Pourquoi visiter Ouchgouli ?
Visiter Ouchgouli (Ushguli) en Svanétie est une expérience qui vous transporte aux confins de l’Europe, dans un lieu où le temps semble s’être suspendu. Perché à plus de 2 200 mètres d’altitude, cet ensemble de quatre villages est souvent présenté comme l’habitat permanent le plus élevé d’Europe, mais sa magie va bien au-delà de ce simple record.
Un paysage de toute beauté
Ouchgouli est d’abord un paysage d’une puissance minérale et sauvage inoubliable.
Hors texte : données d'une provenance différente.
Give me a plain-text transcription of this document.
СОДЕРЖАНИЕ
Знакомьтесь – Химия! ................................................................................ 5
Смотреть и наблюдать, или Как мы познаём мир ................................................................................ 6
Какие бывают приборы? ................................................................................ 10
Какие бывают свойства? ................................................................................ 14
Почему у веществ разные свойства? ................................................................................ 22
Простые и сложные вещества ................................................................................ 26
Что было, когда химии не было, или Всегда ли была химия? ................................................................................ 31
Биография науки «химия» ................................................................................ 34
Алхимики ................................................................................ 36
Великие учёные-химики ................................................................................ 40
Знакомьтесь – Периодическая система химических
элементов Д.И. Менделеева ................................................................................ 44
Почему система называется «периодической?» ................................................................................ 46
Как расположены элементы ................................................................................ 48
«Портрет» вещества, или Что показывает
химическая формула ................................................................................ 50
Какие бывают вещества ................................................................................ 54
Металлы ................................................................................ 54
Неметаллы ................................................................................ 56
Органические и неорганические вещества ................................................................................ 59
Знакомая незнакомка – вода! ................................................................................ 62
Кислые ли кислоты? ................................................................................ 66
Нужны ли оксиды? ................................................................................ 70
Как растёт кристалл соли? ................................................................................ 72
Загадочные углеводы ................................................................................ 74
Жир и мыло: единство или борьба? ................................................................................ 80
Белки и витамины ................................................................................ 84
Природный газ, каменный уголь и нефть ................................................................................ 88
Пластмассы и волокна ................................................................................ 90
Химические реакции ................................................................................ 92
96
Les villages, composés de maisons de pierre et de tours défensives médiévales (les koshkebi), sont littéralement adossés aux flancs des montagnes, face au mont Chkhara, le plus haut sommet de Géorgie (5.193 m) et de toute la chaîne du Grand Caucase. La vue sur ses glaciers éternels depuis les sentiers est l’une des plus grandioses du pays.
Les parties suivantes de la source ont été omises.